Many editors, professors, and psychiatric professionals fixated on this “lone female” escapee, studying her like a lab animal who’d been wired to do one thing and was now atypically doing something else. In the press there was the formal bow, or military salute, made to the good-sport all-American wife out in the ’burbs. But the real fascination was with these city types—the astonishing 34 percent who, by 1954, had made it to age twenty-four without marrying. She or “it” was debated, as an entity, in every publication from the
Reader’s Digest
to the
Atlantic Monthly
. Sometimes she appeared as a caricature—a dazed-looking girl, hitchhiking, a bridal gown in one hand and a suitcase in the other (no one picks her up), or a young woman watering plants on a sooty fire escape juxtaposed with a woman, in sun hat, cutting flowers in a large country garden. Humorists created bestiaries of lone-girl types, for example, the “Can’t-Help-It-Drabbie,” “The Mammary-Deprived,” “The Marginal Wallflower,” the “Office Matron,” “the Premature Auntie Griselda,” “the Thespian Manqué.”

The
Kinsey Report on Female Sexuality,
published in 1953, shocked readers as much as had the original male report several years before—and seems to have fed fears about these amorphous but threatening gangs of female strays. (One of Kinsey’s troubling statistics: More than half of all college-educated women, plus 20 percent of noncollege girls, had engaged in at least one same-sex erotic experience.
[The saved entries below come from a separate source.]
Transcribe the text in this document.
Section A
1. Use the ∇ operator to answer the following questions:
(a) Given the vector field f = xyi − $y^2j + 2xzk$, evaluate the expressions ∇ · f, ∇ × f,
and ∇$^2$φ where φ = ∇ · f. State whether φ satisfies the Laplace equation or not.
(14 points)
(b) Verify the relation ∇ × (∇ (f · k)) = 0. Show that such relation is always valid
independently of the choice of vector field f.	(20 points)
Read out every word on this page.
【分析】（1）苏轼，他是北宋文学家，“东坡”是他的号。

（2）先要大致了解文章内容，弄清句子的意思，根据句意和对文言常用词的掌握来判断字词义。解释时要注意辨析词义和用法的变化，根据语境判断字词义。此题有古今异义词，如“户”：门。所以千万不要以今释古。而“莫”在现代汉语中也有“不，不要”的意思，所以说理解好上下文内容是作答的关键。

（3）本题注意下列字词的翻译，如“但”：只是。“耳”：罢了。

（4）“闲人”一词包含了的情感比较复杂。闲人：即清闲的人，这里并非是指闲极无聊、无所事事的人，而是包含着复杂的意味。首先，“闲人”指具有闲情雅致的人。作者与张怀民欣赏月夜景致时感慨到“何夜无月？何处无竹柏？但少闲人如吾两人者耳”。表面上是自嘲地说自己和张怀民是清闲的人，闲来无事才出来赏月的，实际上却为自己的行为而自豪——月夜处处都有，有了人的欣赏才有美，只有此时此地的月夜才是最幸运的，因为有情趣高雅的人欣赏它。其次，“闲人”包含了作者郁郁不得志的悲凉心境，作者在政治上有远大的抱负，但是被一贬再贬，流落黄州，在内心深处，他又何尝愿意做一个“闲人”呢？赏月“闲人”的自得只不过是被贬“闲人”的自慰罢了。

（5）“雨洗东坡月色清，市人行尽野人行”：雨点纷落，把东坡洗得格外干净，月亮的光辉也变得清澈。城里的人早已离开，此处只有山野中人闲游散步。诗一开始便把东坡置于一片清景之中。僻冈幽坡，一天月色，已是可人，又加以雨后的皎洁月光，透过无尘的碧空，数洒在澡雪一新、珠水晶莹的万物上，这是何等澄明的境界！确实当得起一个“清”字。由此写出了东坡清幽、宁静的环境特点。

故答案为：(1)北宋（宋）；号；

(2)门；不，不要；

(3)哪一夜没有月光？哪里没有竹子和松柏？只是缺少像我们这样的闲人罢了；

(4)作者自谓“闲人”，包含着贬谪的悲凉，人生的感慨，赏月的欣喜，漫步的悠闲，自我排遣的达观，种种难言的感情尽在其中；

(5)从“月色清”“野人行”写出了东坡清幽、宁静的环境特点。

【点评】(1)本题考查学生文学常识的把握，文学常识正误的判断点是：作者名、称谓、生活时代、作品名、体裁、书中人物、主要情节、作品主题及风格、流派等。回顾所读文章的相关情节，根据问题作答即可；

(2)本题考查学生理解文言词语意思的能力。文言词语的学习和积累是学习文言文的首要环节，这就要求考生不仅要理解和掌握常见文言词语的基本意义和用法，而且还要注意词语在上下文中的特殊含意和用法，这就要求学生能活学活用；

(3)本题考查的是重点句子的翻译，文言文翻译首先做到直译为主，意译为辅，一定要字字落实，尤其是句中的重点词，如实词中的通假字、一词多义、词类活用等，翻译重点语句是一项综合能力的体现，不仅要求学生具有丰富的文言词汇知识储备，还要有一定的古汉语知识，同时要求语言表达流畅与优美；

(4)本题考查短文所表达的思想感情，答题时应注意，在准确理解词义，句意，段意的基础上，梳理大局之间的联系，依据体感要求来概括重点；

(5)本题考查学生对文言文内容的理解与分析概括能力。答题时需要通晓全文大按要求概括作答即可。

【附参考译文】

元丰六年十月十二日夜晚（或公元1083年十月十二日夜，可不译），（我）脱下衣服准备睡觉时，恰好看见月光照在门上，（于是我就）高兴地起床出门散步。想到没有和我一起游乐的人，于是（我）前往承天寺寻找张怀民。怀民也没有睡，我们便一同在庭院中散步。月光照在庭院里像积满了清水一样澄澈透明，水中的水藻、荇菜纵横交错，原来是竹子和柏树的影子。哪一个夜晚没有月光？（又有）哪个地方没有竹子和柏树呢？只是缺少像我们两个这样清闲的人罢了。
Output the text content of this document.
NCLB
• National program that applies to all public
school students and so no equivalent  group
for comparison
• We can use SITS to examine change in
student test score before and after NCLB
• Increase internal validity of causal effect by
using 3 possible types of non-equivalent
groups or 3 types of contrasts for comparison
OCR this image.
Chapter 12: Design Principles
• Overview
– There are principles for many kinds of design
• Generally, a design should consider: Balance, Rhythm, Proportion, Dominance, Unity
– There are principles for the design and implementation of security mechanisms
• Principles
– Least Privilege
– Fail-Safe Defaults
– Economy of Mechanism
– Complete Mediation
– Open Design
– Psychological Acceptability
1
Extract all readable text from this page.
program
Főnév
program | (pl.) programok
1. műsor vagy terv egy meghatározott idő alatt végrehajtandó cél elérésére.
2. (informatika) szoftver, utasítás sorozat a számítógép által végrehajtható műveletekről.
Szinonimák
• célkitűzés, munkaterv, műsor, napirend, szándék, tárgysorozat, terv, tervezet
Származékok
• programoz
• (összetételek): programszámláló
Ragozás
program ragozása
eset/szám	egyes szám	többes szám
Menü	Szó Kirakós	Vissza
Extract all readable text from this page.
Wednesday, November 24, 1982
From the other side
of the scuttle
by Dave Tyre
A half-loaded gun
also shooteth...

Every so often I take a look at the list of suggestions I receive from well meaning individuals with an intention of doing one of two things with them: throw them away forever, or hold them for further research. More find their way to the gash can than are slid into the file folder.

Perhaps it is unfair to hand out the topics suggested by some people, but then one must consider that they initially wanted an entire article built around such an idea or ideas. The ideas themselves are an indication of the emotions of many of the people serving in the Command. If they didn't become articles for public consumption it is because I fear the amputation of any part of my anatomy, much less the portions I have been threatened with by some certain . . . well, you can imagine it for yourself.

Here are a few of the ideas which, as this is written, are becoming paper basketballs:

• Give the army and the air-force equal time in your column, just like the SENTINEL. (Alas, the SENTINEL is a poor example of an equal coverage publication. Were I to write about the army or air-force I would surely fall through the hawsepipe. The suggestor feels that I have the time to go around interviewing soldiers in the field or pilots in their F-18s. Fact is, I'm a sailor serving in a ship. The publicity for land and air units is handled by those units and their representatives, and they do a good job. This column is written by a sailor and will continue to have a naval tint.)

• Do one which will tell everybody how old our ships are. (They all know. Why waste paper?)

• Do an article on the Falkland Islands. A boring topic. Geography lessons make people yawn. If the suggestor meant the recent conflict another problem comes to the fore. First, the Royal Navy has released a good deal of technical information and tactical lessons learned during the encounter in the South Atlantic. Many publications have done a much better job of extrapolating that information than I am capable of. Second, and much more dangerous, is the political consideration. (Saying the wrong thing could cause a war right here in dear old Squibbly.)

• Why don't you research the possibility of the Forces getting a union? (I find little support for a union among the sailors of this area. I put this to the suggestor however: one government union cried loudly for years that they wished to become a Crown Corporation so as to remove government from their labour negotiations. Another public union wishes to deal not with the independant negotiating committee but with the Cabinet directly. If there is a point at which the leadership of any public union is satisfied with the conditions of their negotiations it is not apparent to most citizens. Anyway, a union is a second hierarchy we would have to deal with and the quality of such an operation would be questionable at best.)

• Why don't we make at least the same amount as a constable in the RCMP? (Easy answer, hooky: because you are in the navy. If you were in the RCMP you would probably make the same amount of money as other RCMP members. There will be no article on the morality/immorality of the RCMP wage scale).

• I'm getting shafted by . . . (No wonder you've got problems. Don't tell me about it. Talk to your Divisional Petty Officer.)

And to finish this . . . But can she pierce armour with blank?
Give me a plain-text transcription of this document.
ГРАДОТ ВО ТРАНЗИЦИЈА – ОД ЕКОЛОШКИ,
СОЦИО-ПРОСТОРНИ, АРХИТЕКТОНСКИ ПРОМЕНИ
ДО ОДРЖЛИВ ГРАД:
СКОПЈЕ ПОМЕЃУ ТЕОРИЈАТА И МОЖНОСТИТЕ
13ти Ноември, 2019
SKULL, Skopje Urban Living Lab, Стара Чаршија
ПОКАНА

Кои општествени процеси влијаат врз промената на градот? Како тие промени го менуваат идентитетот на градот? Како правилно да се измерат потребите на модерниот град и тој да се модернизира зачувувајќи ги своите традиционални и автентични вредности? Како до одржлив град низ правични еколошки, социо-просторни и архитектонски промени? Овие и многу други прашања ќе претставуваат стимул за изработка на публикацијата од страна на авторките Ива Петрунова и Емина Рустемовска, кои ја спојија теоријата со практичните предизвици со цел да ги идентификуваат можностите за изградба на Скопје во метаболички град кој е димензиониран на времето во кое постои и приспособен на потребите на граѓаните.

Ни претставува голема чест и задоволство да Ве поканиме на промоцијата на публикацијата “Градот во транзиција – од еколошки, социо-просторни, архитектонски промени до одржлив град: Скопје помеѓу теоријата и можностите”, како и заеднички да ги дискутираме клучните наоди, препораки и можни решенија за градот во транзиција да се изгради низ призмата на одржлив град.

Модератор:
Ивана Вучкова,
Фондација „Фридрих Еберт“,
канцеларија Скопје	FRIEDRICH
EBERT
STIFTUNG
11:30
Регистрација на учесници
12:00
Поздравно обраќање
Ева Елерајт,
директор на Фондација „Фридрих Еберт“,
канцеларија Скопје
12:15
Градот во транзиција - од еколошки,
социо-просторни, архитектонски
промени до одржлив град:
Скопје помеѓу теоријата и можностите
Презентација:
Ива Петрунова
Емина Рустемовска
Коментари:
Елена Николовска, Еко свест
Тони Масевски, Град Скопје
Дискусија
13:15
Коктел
If that was true, what was likely to occur in “pervert’s-ville” New York City?) Post-Kinsey, the language used to urge girls back into domesticity, into marriage (as if all that many had actually left!) turned apocalyptic.

For a while, in 1954 and ’55, writers bypassed the gray and rainy adjectives common to sad-spinster stories and rushed on toward the nuclear arsenal: “Atomic Red Alert for Romance!” “From Here to Oblivion—Marry Now or Marry Never!” “Snag Your Space of Shelter, Girls, Before You’re Crowded Out!”

Despite a birthrate like a third world country’s—and despite the fact that more eighteen-year-old girls got married some years than went to the prom—the perception spread that Young White Single Females had to be reined in. In the form of the helpful how-to “service” story, magazines revived one of the world’s older single propositions: to move single women in herds from dry areas (Washington, D.C., ranked worst overall; New York and Boston ran close seconds) to places where men were plentiful. In pieces that included maps, arrows, and literal directions, editors set out to pinpoint where on earth men were most heavily clustered.